On top of the crafting system, Nier also implements a cool idea in how you can enhance your character and abilities. After slaying some enemies, words drop. This doesn’t happen always or even consistently, but when you do find yourself new words, you can set them to your weapons and increase Nier’s stats.
Nier itself isn’t a stunning game visually, either. The graphics were subpar for its time. The environments that accompanied Nier on his adventures ranged for colorful to bland, but they never offer much variety and are often forgettable. In fact, Nier falls into my top five favorite games of all time, but it’s certainly not there because of visuals. What they do offer is a chance for the soundtrack to thrive.
Without question, Nier’s gem of a soundtrack successfully embodies the tone of the game. The soundtrack, a project composed by Keiichi Okabe alongside a few others from his studios, is simply beautiful. Each location has a memorable tune, and each song does a successful job in encapsulating the excitement, adventure, pain, sorrow, etc. that Nier and the player are experiencing. It’s tough to put into words, and listening to the soundtrack outside of the game – while still an enjoyable experience – does not do it justice. The nostalgia from the soundtrack, however, is something I always thoroughly enjoy.

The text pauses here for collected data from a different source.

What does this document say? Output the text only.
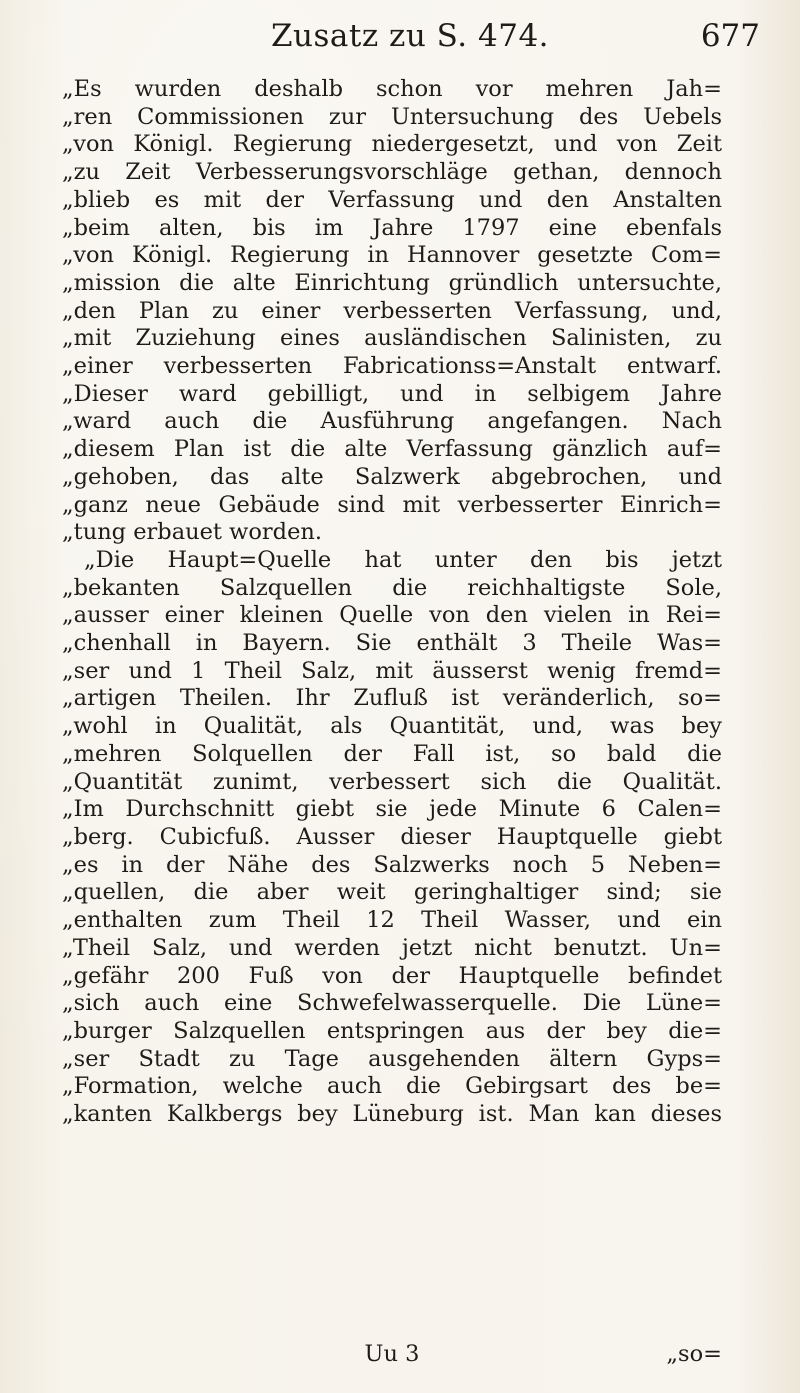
Zusatz zu S. 474.	677
„Es wurden deshalb schon vor mehren Jah=
„ren Commissionen zur Untersuchung des Uebels
„von Königl. Regierung niedergesetzt, und von Zeit
„zu Zeit Verbesserungsvorschläge gethan, dennoch
„blieb es mit der Verfassung und den Anstalten
„beim alten, bis im Jahre 1797 eine ebenfals
„von Königl. Regierung in Hannover gesetzte Com=
„mission die alte Einrichtung gründlich untersuchte,
„den Plan zu einer verbesserten Verfassung, und,
„mit Zuziehung eines ausländischen Salinisten, zu
„einer verbesserten Fabricationss=Anstalt entwarf.
„Dieser ward gebilligt, und in selbigem Jahre
„ward auch die Ausführung angefangen. Nach
„diesem Plan ist die alte Verfassung gänzlich auf=
„gehoben, das alte Salzwerk abgebrochen, und
„ganz neue Gebäude sind mit verbesserter Einrich=
„tung erbauet worden.
„Die Haupt=Quelle hat unter den bis jetzt
„bekanten Salzquellen die reichhaltigste Sole,
„ausser einer kleinen Quelle von den vielen in Rei=
„chenhall in Bayern. Sie enthält 3 Theile Was=
„ser und 1 Theil Salz, mit äusserst wenig fremd=
„artigen Theilen. Ihr Zufluß ist veränderlich, so=
„wohl in Qualität, als Quantität, und, was bey
„mehren Solquellen der Fall ist, so bald die
„Quantität zunimt, verbessert sich die Qualität.
„Im Durchschnitt giebt sie jede Minute 6 Calen=
„berg. Cubicfuß. Ausser dieser Hauptquelle giebt
„es in der Nähe des Salzwerks noch 5 Neben=
„quellen, die aber weit geringhaltiger sind; sie
„enthalten zum Theil 12 Theil Wasser, und ein
„Theil Salz, und werden jetzt nicht benutzt. Un=
„gefähr 200 Fuß von der Hauptquelle befindet
„sich auch eine Schwefelwasserquelle. Die Lüne=
„burger Salzquellen entspringen aus der bey die=
„ser Stadt zu Tage ausgehenden ältern Gyps=
„Formation, welche auch die Gebirgsart des be=
„kanten Kalkbergs bey Lüneburg ist. Man kan dieses
Uu 3	„so=
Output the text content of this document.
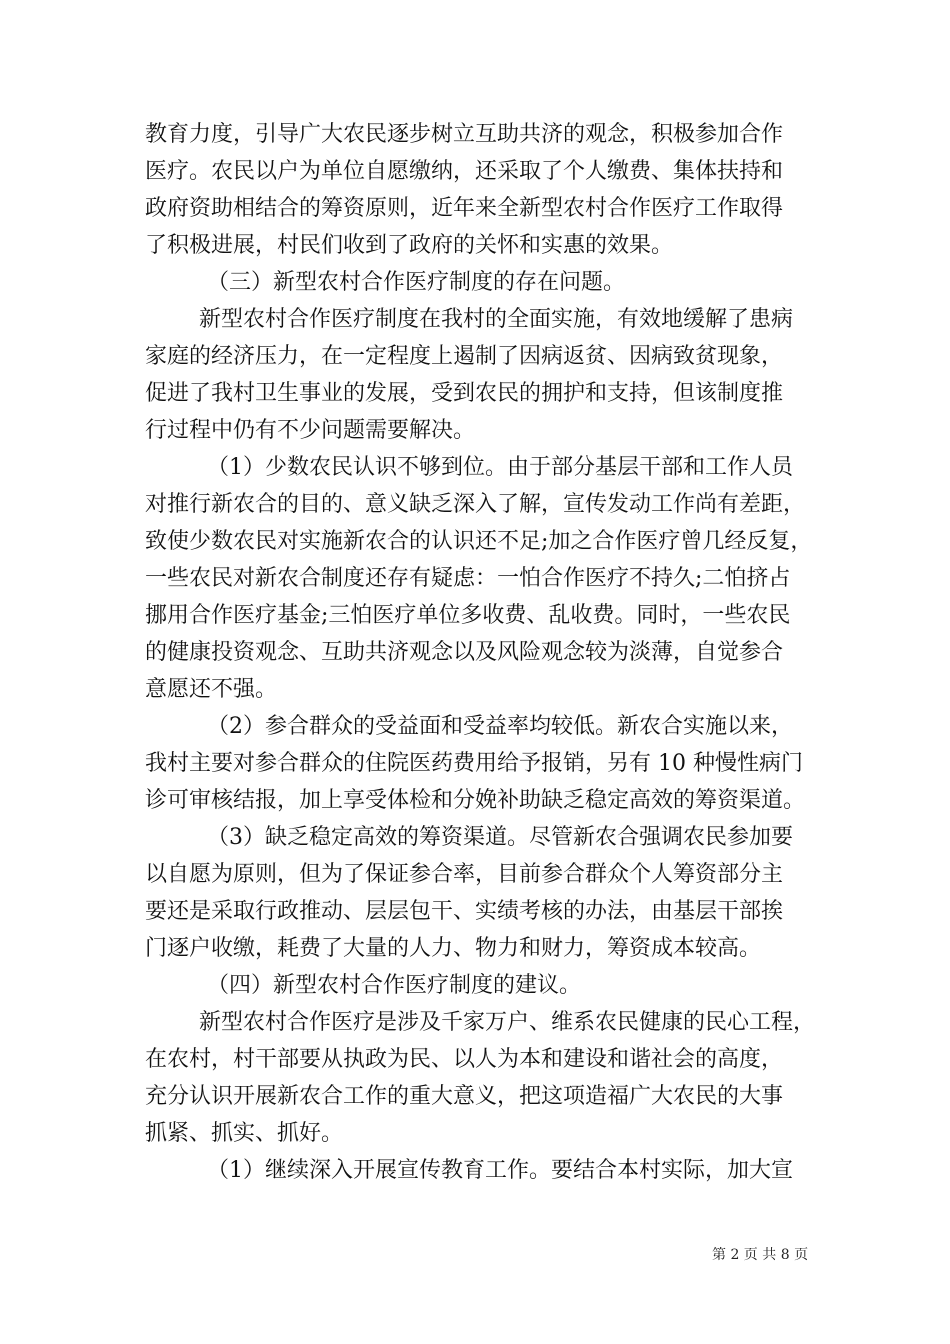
教育力度，引导广大农民逐步树立互助共济的观念，积极参加合作
医疗。农民以户为单位自愿缴纳，还采取了个人缴费、集体扶持和
政府资助相结合的筹资原则，近年来全新型农村合作医疗工作取得
了积极进展，村民们收到了政府的关怀和实惠的效果。
（三）新型农村合作医疗制度的存在问题。
新型农村合作医疗制度在我村的全面实施，有效地缓解了患病
家庭的经济压力，在一定程度上遏制了因病返贫、因病致贫现象，
促进了我村卫生事业的发展，受到农民的拥护和支持，但该制度推
行过程中仍有不少问题需要解决。
（1）少数农民认识不够到位。由于部分基层干部和工作人员
对推行新农合的目的、意义缺乏深入了解，宣传发动工作尚有差距，
致使少数农民对实施新农合的认识还不足;加之合作医疗曾几经反复，
一些农民对新农合制度还存有疑虑：一怕合作医疗不持久;二怕挤占
挪用合作医疗基金;三怕医疗单位多收费、乱收费。同时，一些农民
的健康投资观念、互助共济观念以及风险观念较为淡薄，自觉参合
意愿还不强。
（2）参合群众的受益面和受益率均较低。新农合实施以来，
我村主要对参合群众的住院医药费用给予报销，另有 10 种慢性病门
诊可审核结报，加上享受体检和分娩补助缺乏稳定高效的筹资渠道。
（3）缺乏稳定高效的筹资渠道。尽管新农合强调农民参加要
以自愿为原则，但为了保证参合率，目前参合群众个人筹资部分主
要还是采取行政推动、层层包干、实绩考核的办法，由基层干部挨
门逐户收缴，耗费了大量的人力、物力和财力，筹资成本较高。
（四）新型农村合作医疗制度的建议。
新型农村合作医疗是涉及千家万户、维系农民健康的民心工程，
在农村，村干部要从执政为民、以人为本和建设和谐社会的高度，
充分认识开展新农合工作的重大意义，把这项造福广大农民的大事
抓紧、抓实、抓好。
（1）继续深入开展宣传教育工作。要结合本村实际，加大宣
第 2 页 共 8 页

To re-cap: Nier is a flawed technical and visual adventures that saves itself through an incredible soundtrack and darkly thought provoking narrative. It is a game that I thoroughly enjoyed enough to log well over 100 hours into the gameplay (and platinum) on multiple run-throughs. If you can get yourself past the shallow and clunky combat, you have yourself a gem worthy of its cult following.
If you enjoy action RPGs and a solid narrative, I highly recommend you find yourself a copy and give it a run.